By Stephen DravisiBerkshires Staff
WILLIAMSTOWN, Mass. — Two-thirds of the town-owned sidewalks got good grades in a recent analysis ordered by the Planning Board.
 
But, overall, the results were more mixed, with many of the town's less affluent neighborhoods being home to some of its more deficient sidewalks or going without sidewalks at all.
 
On Dec. 10, the Planning Board heard a report from Williams College students Ava Simunovic and Oscar Newman, who conducted the study as part of an environmental planning course. The Planning Board, as it often does, served as the client for the research project.
 
The students drove every street in town, assessing the availability and condition of its sidewalks, and consulted with town officials, including the director of the Department of Public Works.
 
"In northern Williamstown … there are not a lot of sidewalks despite there being a relatively dense population, and when there are sidewalks, they tend to be in poor condition — less than 5 feet wide and made out of asphalt," Simunovic told the board. "As we were doing our research, we began to wonder if there was a correlation between lower income neighborhoods and a lack of adequate sidewalk infrastructure.
 
"So we did a bit of digging and found that streets with lower property values on average lack adequate sidewalk infrastructure — notably on North Hoosac, White Oaks and the northern Cole Avenue area.

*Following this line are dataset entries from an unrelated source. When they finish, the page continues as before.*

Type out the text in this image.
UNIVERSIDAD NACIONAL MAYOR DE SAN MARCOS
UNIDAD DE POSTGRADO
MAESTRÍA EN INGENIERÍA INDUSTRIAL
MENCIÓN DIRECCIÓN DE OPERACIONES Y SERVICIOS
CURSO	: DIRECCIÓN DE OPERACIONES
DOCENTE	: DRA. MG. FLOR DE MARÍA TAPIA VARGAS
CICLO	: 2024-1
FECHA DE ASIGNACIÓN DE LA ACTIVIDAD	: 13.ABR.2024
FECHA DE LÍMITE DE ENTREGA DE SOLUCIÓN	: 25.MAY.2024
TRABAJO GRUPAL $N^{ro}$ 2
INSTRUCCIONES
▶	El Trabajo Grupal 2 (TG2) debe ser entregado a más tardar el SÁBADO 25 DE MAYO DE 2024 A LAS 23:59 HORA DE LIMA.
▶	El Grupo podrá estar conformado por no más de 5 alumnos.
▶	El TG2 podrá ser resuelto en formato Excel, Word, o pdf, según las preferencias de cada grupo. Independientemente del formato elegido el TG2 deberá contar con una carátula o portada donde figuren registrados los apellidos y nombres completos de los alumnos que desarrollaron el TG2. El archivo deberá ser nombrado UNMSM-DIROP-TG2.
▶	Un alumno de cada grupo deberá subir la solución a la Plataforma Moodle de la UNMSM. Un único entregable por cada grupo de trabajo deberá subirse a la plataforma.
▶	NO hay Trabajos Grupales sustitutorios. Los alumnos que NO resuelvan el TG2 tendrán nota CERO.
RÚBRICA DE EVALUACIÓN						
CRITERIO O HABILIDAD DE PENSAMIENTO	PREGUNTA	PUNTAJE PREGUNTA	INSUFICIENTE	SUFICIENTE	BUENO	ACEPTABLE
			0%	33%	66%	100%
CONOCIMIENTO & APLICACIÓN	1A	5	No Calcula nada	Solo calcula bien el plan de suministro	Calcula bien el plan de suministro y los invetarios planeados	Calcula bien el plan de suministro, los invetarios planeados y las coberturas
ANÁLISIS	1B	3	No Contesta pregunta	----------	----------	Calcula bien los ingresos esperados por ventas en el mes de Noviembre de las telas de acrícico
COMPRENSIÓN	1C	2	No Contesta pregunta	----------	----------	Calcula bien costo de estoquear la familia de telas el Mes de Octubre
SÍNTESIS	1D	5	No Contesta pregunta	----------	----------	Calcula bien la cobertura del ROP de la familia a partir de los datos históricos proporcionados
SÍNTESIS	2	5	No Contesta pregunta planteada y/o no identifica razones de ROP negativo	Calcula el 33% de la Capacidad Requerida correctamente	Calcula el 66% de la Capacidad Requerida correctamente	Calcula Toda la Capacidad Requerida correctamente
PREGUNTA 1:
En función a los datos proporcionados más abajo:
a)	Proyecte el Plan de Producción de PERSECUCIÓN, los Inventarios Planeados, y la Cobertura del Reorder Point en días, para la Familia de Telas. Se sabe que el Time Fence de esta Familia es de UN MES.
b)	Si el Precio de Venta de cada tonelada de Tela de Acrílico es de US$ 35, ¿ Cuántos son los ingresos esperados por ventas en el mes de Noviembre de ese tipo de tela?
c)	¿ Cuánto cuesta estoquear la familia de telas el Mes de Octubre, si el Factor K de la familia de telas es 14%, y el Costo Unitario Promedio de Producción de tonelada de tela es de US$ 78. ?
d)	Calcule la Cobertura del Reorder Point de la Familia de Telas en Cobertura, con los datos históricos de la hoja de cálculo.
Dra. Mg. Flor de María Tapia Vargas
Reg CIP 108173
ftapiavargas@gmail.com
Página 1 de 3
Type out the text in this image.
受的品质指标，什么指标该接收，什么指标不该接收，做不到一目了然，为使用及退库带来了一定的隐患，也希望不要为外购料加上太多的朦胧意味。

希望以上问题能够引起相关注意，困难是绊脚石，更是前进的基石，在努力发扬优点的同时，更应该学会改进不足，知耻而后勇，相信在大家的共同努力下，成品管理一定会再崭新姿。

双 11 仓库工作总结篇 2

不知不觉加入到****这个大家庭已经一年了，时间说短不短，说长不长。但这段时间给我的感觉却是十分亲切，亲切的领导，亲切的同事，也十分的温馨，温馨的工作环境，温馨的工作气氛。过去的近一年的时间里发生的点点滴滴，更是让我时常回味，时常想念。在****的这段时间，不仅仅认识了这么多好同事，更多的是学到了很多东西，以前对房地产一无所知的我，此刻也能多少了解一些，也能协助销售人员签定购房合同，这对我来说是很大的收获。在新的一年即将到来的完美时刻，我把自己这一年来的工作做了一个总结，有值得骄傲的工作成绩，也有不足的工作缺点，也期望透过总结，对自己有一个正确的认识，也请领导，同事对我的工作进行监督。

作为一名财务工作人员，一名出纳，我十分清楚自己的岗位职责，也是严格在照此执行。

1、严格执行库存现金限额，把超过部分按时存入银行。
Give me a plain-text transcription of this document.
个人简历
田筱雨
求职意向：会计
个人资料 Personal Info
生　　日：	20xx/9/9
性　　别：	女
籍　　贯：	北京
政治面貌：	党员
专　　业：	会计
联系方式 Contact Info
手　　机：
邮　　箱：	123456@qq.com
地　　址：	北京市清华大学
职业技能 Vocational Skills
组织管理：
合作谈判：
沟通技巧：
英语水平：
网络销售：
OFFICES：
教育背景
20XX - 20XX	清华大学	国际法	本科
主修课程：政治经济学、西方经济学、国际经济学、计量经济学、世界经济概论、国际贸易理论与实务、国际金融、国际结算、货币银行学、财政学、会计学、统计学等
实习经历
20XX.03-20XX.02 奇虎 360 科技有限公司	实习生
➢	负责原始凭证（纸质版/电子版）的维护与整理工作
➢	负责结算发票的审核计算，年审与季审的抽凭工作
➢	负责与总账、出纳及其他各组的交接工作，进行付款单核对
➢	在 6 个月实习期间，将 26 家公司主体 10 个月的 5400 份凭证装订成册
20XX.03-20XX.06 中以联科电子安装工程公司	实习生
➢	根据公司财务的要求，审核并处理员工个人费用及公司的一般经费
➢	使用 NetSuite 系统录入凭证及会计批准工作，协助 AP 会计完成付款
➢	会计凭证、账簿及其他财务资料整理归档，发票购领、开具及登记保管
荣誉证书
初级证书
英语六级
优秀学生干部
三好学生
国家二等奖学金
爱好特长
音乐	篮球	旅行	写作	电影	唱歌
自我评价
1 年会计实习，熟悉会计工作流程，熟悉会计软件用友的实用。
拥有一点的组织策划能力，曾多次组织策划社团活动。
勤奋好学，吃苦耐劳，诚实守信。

In comparison, streets like Moorland, Southworth and Linden have higher property values and better sidewalk infrastructure."
 
Newman explained that the study included a detailed map of the town's sidewalk network with scores for networks in a given area based on six criteria: surface condition, sidewalk width, accessibility, connectivity (to the rest of the network), safety (including factors like proximity to the road) and surface material.